Onderzoek Doel van het onderzoek van Viveon was het effect na te gaan van de introductie van de Wzd. Daarbij stond de vraag centraal of het aantal registraties van onvrijwillige zorg zou verminderen in 2020, het overgangsjaar van de oude Wet BOPZ naar de nieuwe Wet zorg en dwang voor cliënten met ZZP 6 en 7. Binnen de sector wordt kritiek geuit dat de resultaten van de nieuwe regels m.b.t. Wet verplichte geestelijke gezondheidszorg (Wvggz) en Wzd op zich laten wachten, en dat de Wvggz en Wzd als werkbare wetten in belangrijke mate mislukt zijn. “Van heldere regelgeving die voldoende rekening houdt met de kenmerken van de domeinen waarin ze moet worden toegepast is geen sprake”, schrijven onderzoekers ZonMw in de eindevaluatie van de wetten.

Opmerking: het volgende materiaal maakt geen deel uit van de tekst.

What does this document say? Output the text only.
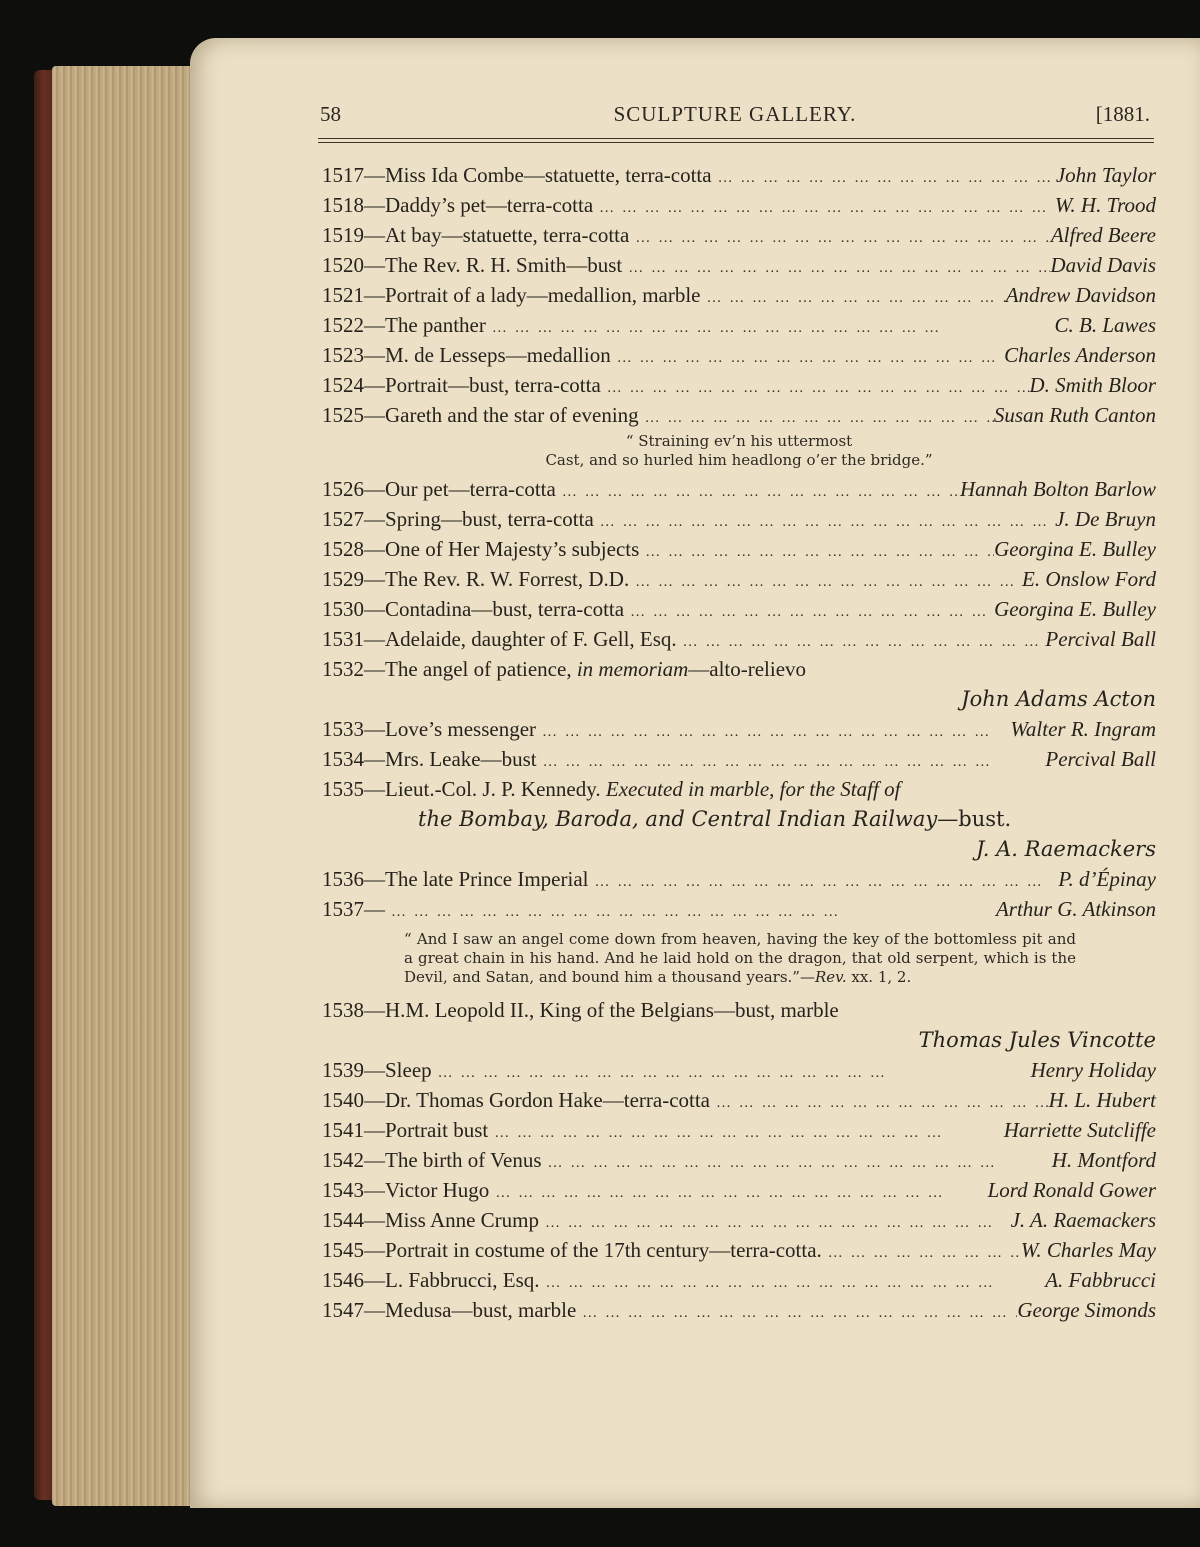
58	SCULPTURE GALLERY.	[1881.
1517—Miss Ida Combe—statuette, terra-cotta … … … … … … … … … … … … … … … … … … … …	John Taylor
1518—Daddy’s pet—terra-cotta … … … … … … … … … … … … … … … … … … … …	W. H. Trood
1519—At bay—statuette, terra-cotta … … … … … … … … … … … … … … … … … … … …	Alfred Beere
1520—The Rev. R. H. Smith—bust … … … … … … … … … … … … … … … … … … … …	David Davis
1521—Portrait of a lady—medallion, marble … … … … … … … … … … … … … … … … … … … …	Andrew Davidson
1522—The panther … … … … … … … … … … … … … … … … … … … …	C. B. Lawes
1523—M. de Lesseps—medallion … … … … … … … … … … … … … … … … … … … …	Charles Anderson
1524—Portrait—bust, terra-cotta … … … … … … … … … … … … … … … … … … … …	D. Smith Bloor
1525—Gareth and the star of evening … … … … … … … … … … … … … … … … … … … …	Susan Ruth Canton
“ Straining ev’n his uttermost
Cast, and so hurled him headlong o’er the bridge.”
1526—Our pet—terra-cotta … … … … … … … … … … … … … … … … … … … …	Hannah Bolton Barlow
1527—Spring—bust, terra-cotta … … … … … … … … … … … … … … … … … … … …	J. De Bruyn
1528—One of Her Majesty’s subjects … … … … … … … … … … … … … … … … … … … …	Georgina E. Bulley
1529—The Rev. R. W. Forrest, D.D. … … … … … … … … … … … … … … … … … … … …	E. Onslow Ford
1530—Contadina—bust, terra-cotta … … … … … … … … … … … … … … … … … … … …	Georgina E. Bulley
1531—Adelaide, daughter of F. Gell, Esq. … … … … … … … … … … … … … … … … … … … …	Percival Ball
1532—The angel of patience, in memoriam—alto-relievo
John Adams Acton
1533—Love’s messenger … … … … … … … … … … … … … … … … … … … …	Walter R. Ingram
1534—Mrs. Leake—bust … … … … … … … … … … … … … … … … … … … …	Percival Ball
1535—Lieut.-Col. J. P. Kennedy. Executed in marble, for the Staff of
the Bombay, Baroda, and Central Indian Railway—bust.
J. A. Raemackers
1536—The late Prince Imperial … … … … … … … … … … … … … … … … … … … …	P. d’Épinay
1537— … … … … … … … … … … … … … … … … … … … …	Arthur G. Atkinson
“ And I saw an angel come down from heaven, having the key of the bottomless pit and a great chain in his hand. And he laid hold on the dragon, that old serpent, which is the Devil, and Satan, and bound him a thousand years.”—Rev. xx. 1, 2.
1538—H.M. Leopold II., King of the Belgians—bust, marble
Thomas Jules Vincotte
1539—Sleep … … … … … … … … … … … … … … … … … … … …	Henry Holiday
1540—Dr. Thomas Gordon Hake—terra-cotta … … … … … … … … … … … … … … … … … … … …	H. L. Hubert
1541—Portrait bust … … … … … … … … … … … … … … … … … … … …	Harriette Sutcliffe
1542—The birth of Venus … … … … … … … … … … … … … … … … … … … …	H. Montford
1543—Victor Hugo … … … … … … … … … … … … … … … … … … … …	Lord Ronald Gower
1544—Miss Anne Crump … … … … … … … … … … … … … … … … … … … …	J. A. Raemackers
1545—Portrait in costume of the 17th century—terra-cotta. … … … … … … … … … … … … … … … … … … … …	W. Charles May
1546—L. Fabbrucci, Esq. … … … … … … … … … … … … … … … … … … … …	A. Fabbrucci
1547—Medusa—bust, marble … … … … … … … … … … … … … … … … … … … …	George Simonds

Optimistisch beeld In de aanloop naar de invoering van de Wzd heeft ’s Heeren Loo grote investeringen gedaan in de voorbereiding en ondersteuning van medewerkers. Hiermee werd voldaan aan een aantal randvoorwaarden om de implementatie te laten slagen en daarmee aan de letter en de geest van de wet te voldoen.

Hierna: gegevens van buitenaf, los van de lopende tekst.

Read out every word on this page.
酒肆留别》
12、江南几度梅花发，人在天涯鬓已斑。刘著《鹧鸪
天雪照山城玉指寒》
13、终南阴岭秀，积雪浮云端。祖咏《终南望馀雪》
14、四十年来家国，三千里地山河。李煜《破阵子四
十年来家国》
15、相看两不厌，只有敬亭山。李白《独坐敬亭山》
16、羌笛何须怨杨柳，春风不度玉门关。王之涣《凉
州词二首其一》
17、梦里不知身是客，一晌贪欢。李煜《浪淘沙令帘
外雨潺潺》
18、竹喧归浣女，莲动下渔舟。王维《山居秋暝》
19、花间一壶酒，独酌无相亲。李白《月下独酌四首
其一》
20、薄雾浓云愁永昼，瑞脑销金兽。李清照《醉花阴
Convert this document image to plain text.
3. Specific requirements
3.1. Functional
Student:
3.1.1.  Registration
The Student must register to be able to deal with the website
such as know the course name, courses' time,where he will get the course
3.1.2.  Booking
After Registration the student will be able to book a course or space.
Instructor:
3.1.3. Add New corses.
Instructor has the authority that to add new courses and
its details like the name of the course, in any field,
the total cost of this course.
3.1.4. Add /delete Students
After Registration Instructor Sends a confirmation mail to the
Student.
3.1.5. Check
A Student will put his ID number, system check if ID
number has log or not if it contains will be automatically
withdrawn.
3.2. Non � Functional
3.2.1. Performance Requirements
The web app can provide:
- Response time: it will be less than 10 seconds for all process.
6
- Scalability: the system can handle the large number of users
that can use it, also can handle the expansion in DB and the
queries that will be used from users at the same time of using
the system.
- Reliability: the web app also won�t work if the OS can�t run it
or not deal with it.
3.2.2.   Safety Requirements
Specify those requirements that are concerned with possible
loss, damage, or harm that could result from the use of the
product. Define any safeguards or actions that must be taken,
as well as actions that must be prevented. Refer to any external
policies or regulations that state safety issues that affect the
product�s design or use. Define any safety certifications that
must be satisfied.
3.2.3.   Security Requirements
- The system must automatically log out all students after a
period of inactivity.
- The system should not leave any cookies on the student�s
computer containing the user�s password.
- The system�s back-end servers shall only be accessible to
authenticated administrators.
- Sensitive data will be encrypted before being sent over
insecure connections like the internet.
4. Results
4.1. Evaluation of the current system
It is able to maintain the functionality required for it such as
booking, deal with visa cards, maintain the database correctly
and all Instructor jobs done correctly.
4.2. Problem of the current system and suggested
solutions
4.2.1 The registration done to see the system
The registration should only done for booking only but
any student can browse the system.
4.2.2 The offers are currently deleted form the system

De cijfers van ’s Heeren Loo laten zien dat de introductie van de Wet zorg en dwang op 1 januari 2020 zichtbaar was in het aantal registraties van onvrijwillige zorg. Al in de laatste maanden van 2019 liepen de aantallen registraties terug. “Dat heeft er mogelijk ook mee te maken dat oude maatregelen onder de wet Bijzondere Opnames Psychiatrische Ziekenhuizen (Bopz) opnieuw beoordeeld en afgesloten werden”, zegt Esther Bisschops, gedragswetenschapper bij ’s Heeren Loo en onderzoeker bij Viveon. “We verwachtten eigenlijk dat we direct na 1 januari 2020 een tijdelijke stijging van het aantal registraties zouden zien, omdat vanaf dat moment onder de nieuwe Wzd geregistreerd kon worden. Maar dat bleek niet het geval: het aantal registraties is in de gehele eerste helft van 2020 zelfs gedaald bij ’s Heeren Loo”, zegt Bisschops, ‘zelfs de invoering van de coronamatregelen hadden daarop aanvankelijk geen invloed.’
Wel werd in de tweede helft van 2020 een tijdelijke stijging geconstateerd door het strenger registreren van onvrijwillige zorg rondom de coronamaatregelen, gevolgd door een daling in 2021. “En die daling is enorm bemoedigend”, geeft Bisschops aan. “Vanaf 1 januari 2021 waren er namelijk alleen nog registraties onder de nieuwe Wzd. De daling die we hier zien, betekent dus dat de toepassing van de Wzd zijn werk doet en onvrijwillige zorg in de dagelijkse zorgpraktijk wordt afgebouwd. Het vereiste multidisciplinaire overleg met de cliënt en alle betrokkenen, en de verplichting een stappenplan te doorlopen en op zoek te gaan naar minder ingrijpende vormen van zorg, werpt duidelijk zijn vruchten af.”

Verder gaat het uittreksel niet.